Blue Origin announced Thursday that the 82-year-old will take fourth place in the maiden crewed flight of his New Shepard suborbital spacecraft, alongside Blue Origin founder Bezos, brother Mark Bezos and auction winner auction which paid out over $ 28 million for the opportunity. (The name of the auction winner has yet to be announced.)

Funk will fly on New Shepard as a “guest of honor”, according to a post on Bezos Instagram, which also shows Bezos revealing to Funk that she will be joining the mission. She then beams and screams excitedly.

Funk volunteered as a member of the “Mercury 13” program, otherwise known as the “Woman in Space Program”, in February 1961, which was a privately funded effort to begin training women. to fly in NASA’s first space programs. The 13 women in the program went through all of the training and testing that the seven men selected by NASA for the Mercury spaceflight program undertook.
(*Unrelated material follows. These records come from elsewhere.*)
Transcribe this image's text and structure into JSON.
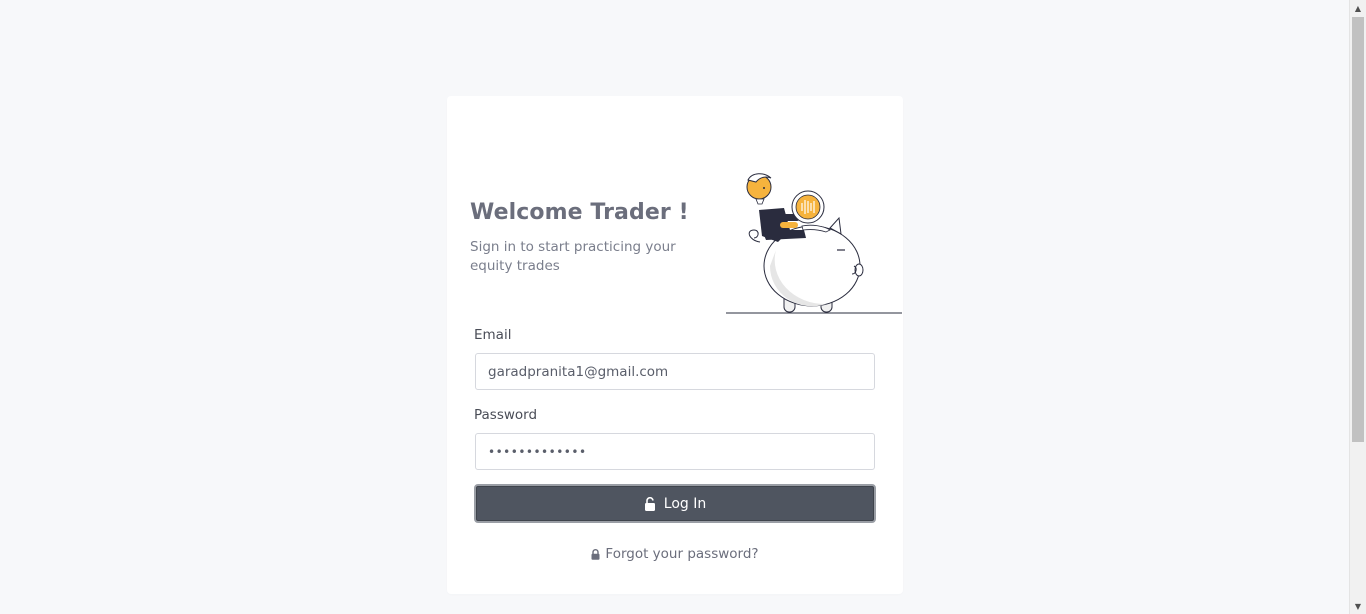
{
  "login": {
    "title": "Welcome Trader !",
    "subtitle": "Sign in to start practicing your equity trades",
    "email_label": "Email",
    "email_value": "garadpranita1@gmail.com",
    "password_label": "Password",
    "password_value": "•••••••••••••",
    "login_button_label": "Log In",
    "forgot_password_label": "Forgot your password?"
  },
  "colors": {
    "page_background": "#f7f8fa",
    "card_background": "#ffffff",
    "button_background": "#4f5560",
    "title_text": "#6b6e7c",
    "accent_orange": "#f6b33d",
    "illustration_dark": "#2a2c3e"
  },
  "icons": {
    "login_button": "unlock-icon",
    "forgot_password": "lock-icon",
    "illustration": "trader-on-piggy-bank-illustration"
  }
}
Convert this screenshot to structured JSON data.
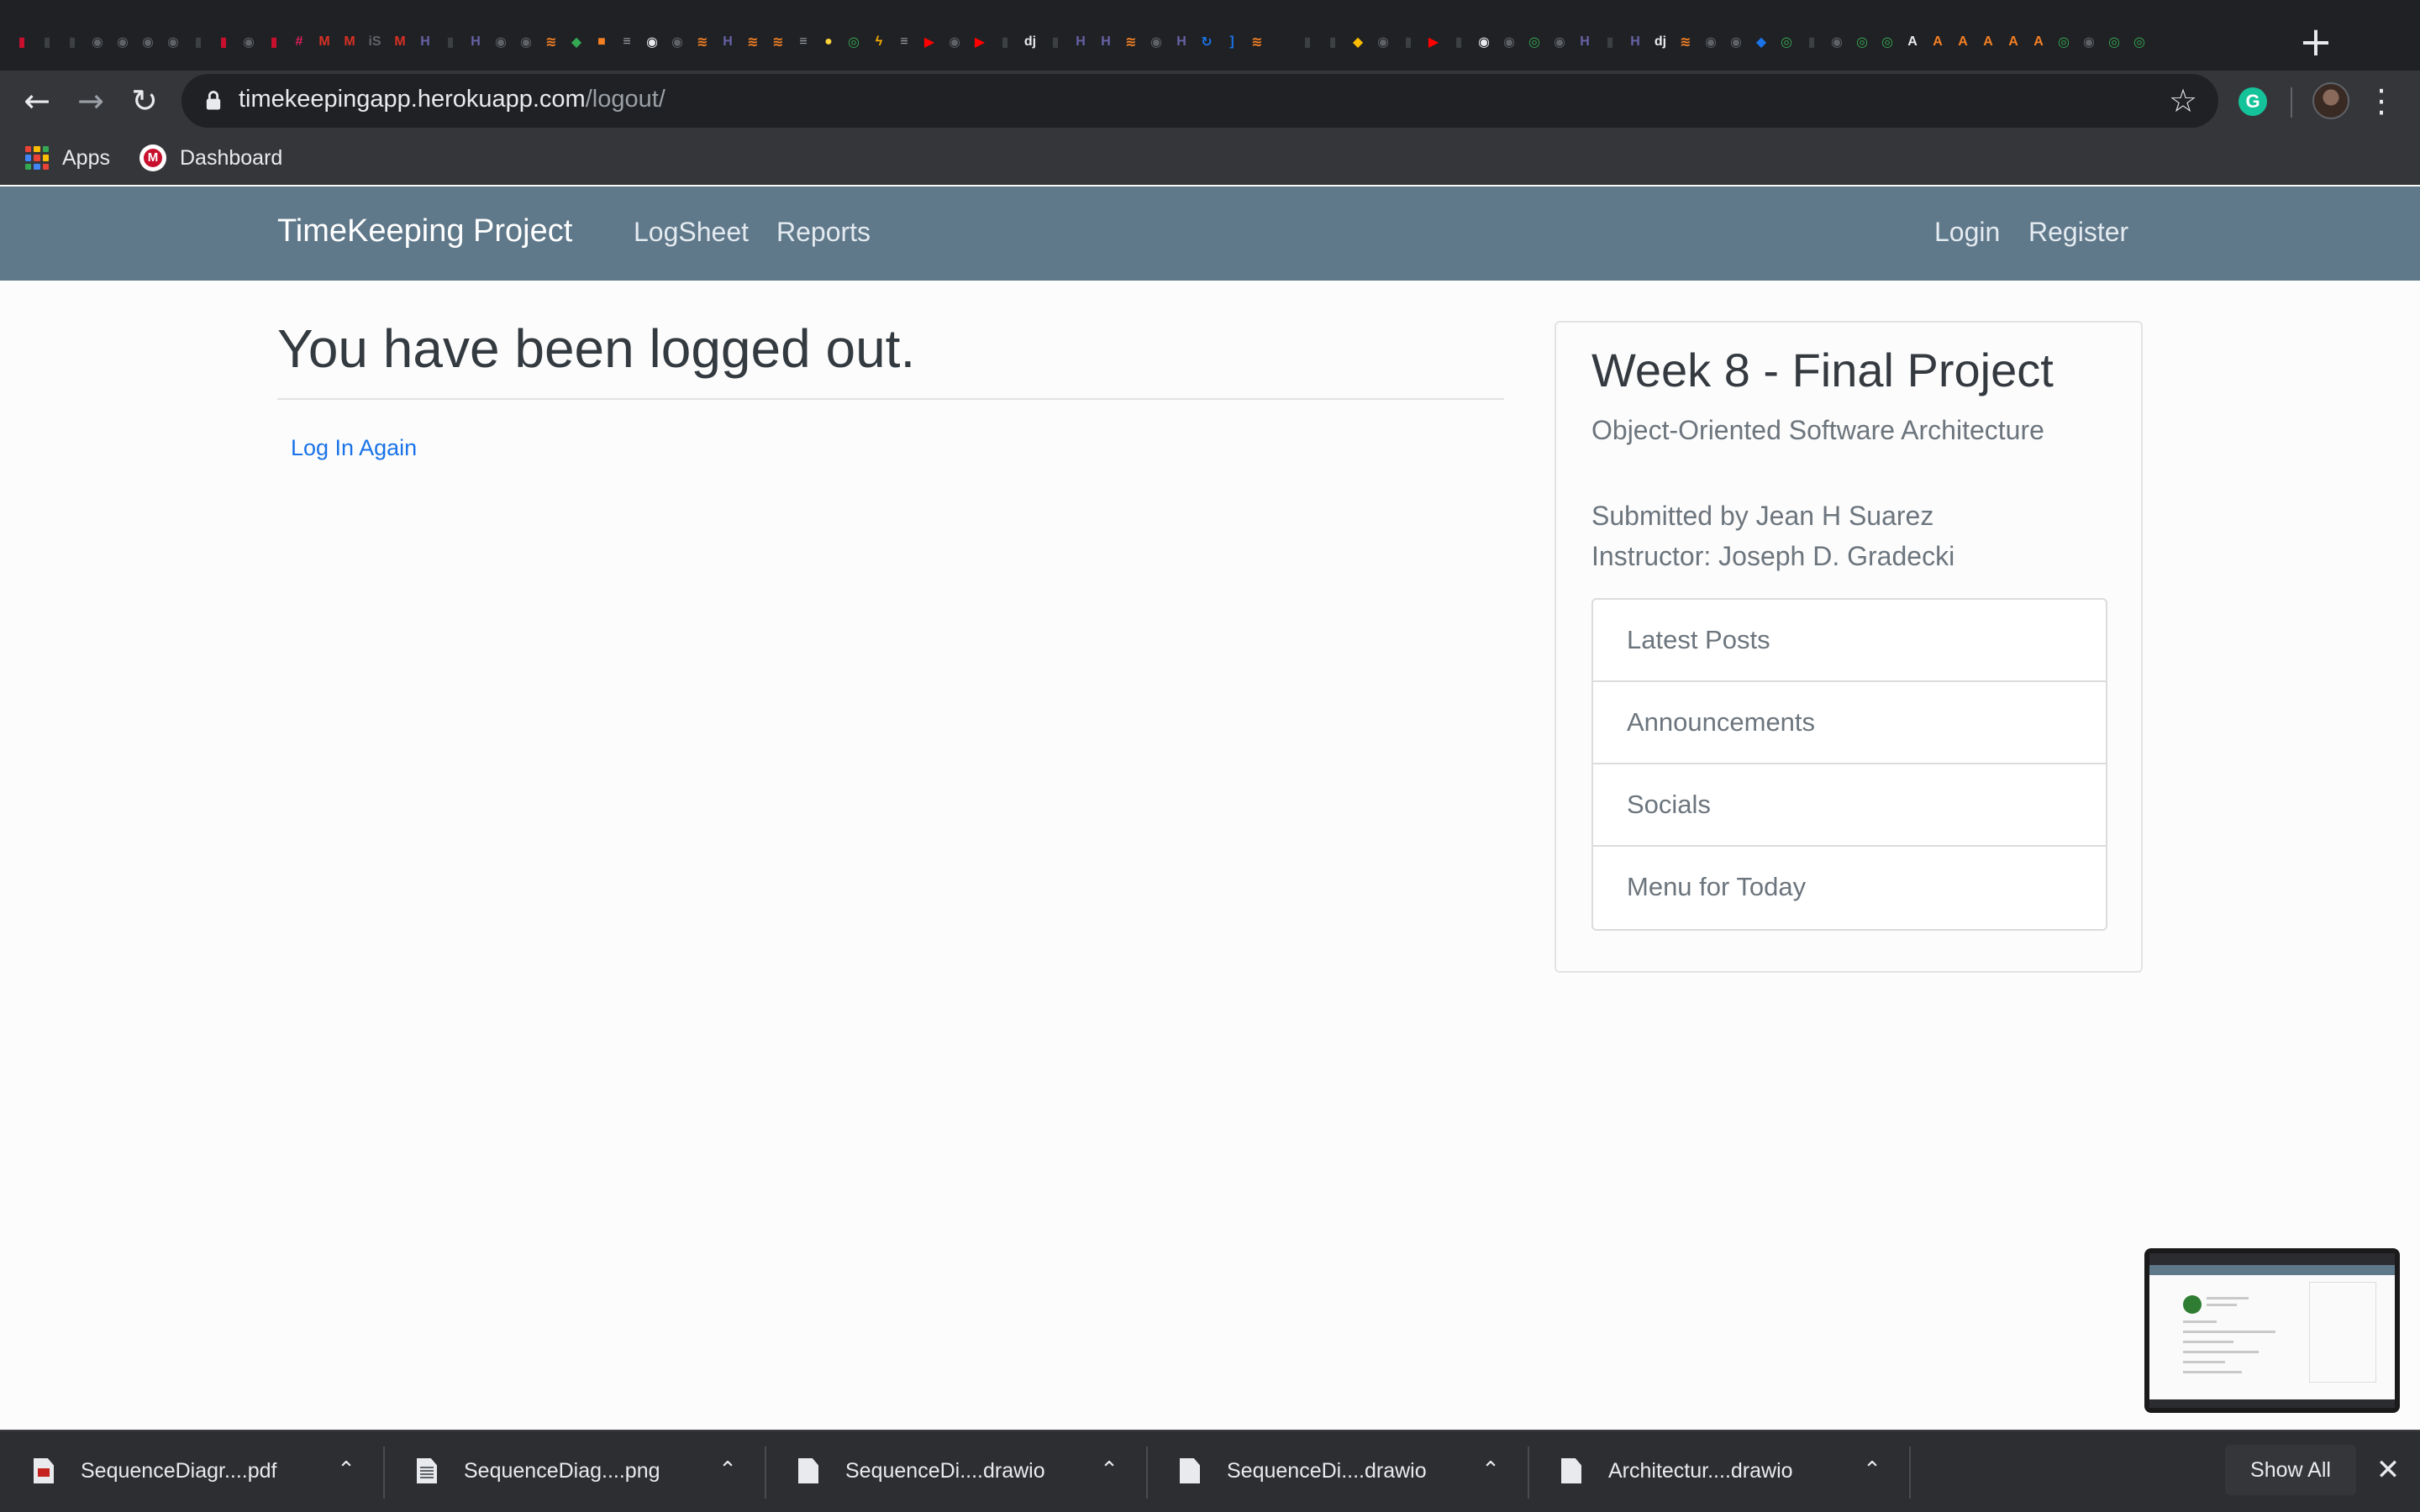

Funk became the youngest woman to graduate from the program, and she was told that she “did better and finished the job faster than any of the guys,” she said during ‘a promotional video on his participation in the Blue Origin flight.

Funk even spent 10 hours and 35 minutes inside a sensory deprivation tank in a Mercury 13 test, outdoing famed astronaut John Glenn.

“I contacted NASA four times and said, ‘I want to be an astronaut,’ but no one took me, ‘Funk said. “I didn’t think I would ever ride. Nothing ever bothered me. They say, ‘Wally, you’re a girl, you can’t do that.’ I said, ‘Guess what, no matter what you are, you can always do it if you want to do it,’ and I like to do things that no one has ever done before. “

Funk has extensive experience flying airplanes, totaling over 19,600 flight hours and teaching over 3,000 people how to fly private and commercial aircraft.

“Everything the FAA has, I’m licensed. And I can outrun you,” she joked.

But Funk won’t need all of that experience to fly Blue Origin’s New Shepard vehicle. The fully autonomous spaceship and rocket system is designed to enable virtually anyone to become an astronaut after just a few hours of safety instruction and training at Blue Origin’s facilities in West Texas.

New Shepard’s suborbital fights reach about three times the speed of sound – about 2,300 miles per hour – and fly straight upward until the rocket spends most of its fuel. The crew capsule will then separate from the rocket at the top of the flight path and briefly continue upward before the capsule hovers almost at the top of its flight path, giving passengers a few minutes of weightlessness. It works much like an extended version of the weightlessness you feel when you reach the top of a roller coaster hill, just before gravity pulls your cart – or, in this case, your space capsule – back crying towards the sky. ground.

The New Shepard capsule then deploys a large plume of parachutes to slow its descent to less than 20 miles an hour before touching the ground, and Bezos and his fellow travelers will be further cushioned by shock-absorbing seats.

According to a profile of Funk in the Guardian in 2019, Funk had previously purchased a ticket aboard the suborbital space plane built by the company Virgin Galactic backed by Richard Branson, the direct competitor of Blue Origin which is still in the testing phase of its schedule and has yet to announce a date for its first commercial flight.

It is not clear if Funk will maintain their plans to fly with Virgin Galactic as well.

The video in the media player above was used in a previous report.